In this section, the performance of the Gaussian and Gamma distributions are analyzed alongside the Root Transform Local Linear Regression method and two Kernel Density models with 2 different bandwidths. First, electric load data from commercial enterprise site with single-tariff is fit with the models and the models are assessed. We, then, repeat the analysis on electric load data from all 2446 enterprise and residential locations.
Fig 4. shows the histograms for both train and test electric load datasets fit with all 5 models. Visually the RTLLR model seems to fit the data best followed by the two KDE models & then parametric distributions. This finding is also supported by the results in Tables 1 and 2 where the following observations can be made:
  1. RMSE and MAE values are lower for the RTLLR model then follows the KDE models and last parametric models.
  2. The \(R^{2}\) values for RTLLR are the highest followed by the KDE models then the parametric distributions
  3. RTLLR is the only model that fails to reject the null hypothesis for the KS test.
In the remainder of this section, the performance of the parametric and nonparametric models is evaluated by the test RMSE and Train KS test p-values of all enterprise and residential sites. The left panel of Fig 5. presents the average scores of each model according to a score system from 1 to 5, 1 for the model with the highest Test RMSE and 5 the one with the least. The right panel of Fig. 5 displays a box plot for the relative percentage test RMSE improvement of the RTLLR, two KDE and Gamma models with the Gaussian model. The results show that RTLLR almost always outperforms all the models and has a significant average relative percentage improvement (around 80%) with respect to the Gaussian distribution.
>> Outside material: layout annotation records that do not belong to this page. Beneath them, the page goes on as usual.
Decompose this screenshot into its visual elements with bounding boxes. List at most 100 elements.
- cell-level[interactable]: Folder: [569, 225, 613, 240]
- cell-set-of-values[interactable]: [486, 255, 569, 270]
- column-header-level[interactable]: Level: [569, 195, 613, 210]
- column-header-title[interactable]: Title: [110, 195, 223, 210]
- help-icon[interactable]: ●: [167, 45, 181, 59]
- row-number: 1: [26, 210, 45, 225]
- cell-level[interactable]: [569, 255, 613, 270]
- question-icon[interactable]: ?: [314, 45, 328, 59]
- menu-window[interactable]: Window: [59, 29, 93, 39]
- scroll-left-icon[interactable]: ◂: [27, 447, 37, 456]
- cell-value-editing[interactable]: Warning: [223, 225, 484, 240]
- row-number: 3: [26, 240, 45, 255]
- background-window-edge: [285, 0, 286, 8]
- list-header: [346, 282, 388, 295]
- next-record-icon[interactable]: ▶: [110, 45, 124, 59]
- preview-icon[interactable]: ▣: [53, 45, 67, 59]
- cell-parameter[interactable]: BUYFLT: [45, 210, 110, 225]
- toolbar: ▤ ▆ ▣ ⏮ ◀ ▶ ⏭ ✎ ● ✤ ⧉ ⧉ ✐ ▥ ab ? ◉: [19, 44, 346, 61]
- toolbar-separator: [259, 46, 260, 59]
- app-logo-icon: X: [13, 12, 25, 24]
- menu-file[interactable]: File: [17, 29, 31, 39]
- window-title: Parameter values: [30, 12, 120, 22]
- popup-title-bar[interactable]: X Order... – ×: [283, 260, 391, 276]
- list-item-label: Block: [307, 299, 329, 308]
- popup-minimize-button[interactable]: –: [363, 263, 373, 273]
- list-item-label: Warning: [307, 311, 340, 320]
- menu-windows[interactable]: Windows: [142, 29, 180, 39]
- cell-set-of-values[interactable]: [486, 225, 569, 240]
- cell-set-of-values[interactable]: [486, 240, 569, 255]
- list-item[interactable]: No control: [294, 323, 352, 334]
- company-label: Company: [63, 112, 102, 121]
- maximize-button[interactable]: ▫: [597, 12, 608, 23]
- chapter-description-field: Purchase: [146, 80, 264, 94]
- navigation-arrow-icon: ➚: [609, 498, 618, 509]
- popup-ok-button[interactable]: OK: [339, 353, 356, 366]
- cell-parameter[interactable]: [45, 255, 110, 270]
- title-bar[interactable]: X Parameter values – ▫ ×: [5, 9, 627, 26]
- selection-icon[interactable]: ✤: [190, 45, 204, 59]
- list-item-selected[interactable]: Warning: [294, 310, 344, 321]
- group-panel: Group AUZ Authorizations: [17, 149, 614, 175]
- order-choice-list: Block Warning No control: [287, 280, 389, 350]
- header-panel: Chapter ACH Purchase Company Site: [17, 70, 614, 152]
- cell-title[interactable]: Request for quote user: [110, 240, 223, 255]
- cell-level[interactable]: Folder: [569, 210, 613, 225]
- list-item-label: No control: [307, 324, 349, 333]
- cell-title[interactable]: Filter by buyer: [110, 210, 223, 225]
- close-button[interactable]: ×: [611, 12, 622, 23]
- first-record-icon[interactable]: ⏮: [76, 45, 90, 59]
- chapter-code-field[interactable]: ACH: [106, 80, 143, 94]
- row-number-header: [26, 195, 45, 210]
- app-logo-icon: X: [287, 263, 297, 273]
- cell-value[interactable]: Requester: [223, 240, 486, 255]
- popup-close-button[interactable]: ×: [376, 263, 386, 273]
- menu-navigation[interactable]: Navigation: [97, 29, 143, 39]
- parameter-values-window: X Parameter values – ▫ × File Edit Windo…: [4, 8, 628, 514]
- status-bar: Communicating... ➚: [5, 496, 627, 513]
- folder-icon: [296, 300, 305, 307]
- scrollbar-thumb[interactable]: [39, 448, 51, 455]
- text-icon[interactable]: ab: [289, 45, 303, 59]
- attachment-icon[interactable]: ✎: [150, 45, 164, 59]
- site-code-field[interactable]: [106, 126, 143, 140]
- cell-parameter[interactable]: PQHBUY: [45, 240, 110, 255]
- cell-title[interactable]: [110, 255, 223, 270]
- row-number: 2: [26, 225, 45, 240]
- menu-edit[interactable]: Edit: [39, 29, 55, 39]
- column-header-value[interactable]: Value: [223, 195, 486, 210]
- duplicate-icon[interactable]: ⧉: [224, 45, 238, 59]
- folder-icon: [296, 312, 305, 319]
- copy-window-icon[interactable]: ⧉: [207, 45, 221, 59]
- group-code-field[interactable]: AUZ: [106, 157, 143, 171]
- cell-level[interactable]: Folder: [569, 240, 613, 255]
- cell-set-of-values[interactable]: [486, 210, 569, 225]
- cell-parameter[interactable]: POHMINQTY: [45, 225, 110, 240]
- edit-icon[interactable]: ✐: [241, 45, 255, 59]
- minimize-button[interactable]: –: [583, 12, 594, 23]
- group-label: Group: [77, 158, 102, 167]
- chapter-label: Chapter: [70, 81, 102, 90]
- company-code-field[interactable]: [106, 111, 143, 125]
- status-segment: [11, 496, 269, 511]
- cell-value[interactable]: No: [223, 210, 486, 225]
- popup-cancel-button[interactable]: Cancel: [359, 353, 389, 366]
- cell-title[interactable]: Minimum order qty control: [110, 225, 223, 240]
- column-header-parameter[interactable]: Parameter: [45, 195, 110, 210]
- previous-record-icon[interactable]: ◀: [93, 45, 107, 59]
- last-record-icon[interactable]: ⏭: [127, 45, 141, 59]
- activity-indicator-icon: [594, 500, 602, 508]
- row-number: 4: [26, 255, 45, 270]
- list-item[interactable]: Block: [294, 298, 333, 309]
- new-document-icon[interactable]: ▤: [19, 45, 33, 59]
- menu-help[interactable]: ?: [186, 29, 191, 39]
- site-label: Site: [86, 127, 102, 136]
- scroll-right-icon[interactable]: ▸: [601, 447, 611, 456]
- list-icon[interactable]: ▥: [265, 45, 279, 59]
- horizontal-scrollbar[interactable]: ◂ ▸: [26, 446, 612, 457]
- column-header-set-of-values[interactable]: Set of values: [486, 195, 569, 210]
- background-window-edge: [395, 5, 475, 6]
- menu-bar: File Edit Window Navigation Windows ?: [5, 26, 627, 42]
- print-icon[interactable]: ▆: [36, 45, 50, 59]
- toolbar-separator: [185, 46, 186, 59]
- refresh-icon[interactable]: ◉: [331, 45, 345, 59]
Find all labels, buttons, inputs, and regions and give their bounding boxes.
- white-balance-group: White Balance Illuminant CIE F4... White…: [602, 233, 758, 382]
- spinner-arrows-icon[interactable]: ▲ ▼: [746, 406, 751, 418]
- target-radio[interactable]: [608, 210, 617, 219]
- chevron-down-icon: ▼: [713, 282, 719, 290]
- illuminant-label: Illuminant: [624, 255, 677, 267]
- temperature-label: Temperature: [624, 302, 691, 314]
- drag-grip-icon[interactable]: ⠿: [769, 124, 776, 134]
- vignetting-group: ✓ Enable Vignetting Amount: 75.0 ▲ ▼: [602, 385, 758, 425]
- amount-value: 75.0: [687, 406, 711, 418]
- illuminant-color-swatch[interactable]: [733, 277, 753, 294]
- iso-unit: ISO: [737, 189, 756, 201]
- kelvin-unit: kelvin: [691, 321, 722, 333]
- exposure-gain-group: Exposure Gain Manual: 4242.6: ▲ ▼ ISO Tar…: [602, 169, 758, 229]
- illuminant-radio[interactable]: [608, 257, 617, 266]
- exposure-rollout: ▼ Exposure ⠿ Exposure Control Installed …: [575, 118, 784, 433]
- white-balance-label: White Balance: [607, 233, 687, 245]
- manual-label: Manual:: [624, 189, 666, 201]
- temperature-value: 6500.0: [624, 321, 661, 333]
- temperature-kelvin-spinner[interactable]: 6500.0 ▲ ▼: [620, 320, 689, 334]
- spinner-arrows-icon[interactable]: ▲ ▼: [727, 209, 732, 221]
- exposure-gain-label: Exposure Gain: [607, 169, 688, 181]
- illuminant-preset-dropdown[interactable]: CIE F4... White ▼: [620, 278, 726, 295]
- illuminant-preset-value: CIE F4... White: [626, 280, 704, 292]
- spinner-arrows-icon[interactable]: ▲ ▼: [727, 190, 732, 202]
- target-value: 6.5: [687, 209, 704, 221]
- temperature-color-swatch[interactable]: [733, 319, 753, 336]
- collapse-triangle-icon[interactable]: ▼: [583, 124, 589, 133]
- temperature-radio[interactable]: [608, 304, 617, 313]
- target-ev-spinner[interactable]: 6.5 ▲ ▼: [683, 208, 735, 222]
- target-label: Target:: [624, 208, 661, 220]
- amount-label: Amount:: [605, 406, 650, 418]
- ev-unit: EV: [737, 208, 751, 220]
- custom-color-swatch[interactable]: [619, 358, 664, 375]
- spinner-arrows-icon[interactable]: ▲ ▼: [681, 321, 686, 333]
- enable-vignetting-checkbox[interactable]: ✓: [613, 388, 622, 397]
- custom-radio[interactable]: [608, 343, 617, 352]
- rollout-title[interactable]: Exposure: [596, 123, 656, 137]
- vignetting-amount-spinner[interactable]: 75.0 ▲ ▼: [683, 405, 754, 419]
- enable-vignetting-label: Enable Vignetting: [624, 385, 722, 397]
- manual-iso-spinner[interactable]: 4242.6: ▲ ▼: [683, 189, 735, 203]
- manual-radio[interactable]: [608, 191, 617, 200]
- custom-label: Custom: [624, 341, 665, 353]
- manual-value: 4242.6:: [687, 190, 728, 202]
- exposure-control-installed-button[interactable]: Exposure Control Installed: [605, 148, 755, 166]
The 2 KDE models also show promising results with average relative percentage improvement (around 50%) to the Gaussian distribution. However, the Gamma distribution while overall outperforming the Gaussian distribution, around 30% average percentage improvement, seems to be unreliable as it underperforms significantly in multiple location, as seen in the numerous outliers below the bottom whisker.
Fig 6. shows the train KS test p-values of all enterprise and residential sites. The figure suggests that electric load data does not seem to be distributed by a Gaussian nor a Gamma distribution since they reject the KS test null hypothesis for all sites (i.e. p-values are less than 0.01). The 2 KDE models do seem to be a good fit for a small number of locations. However, the RTLLR looks more promising as it does well in a good number of the locations and attains the highest p-values in our study.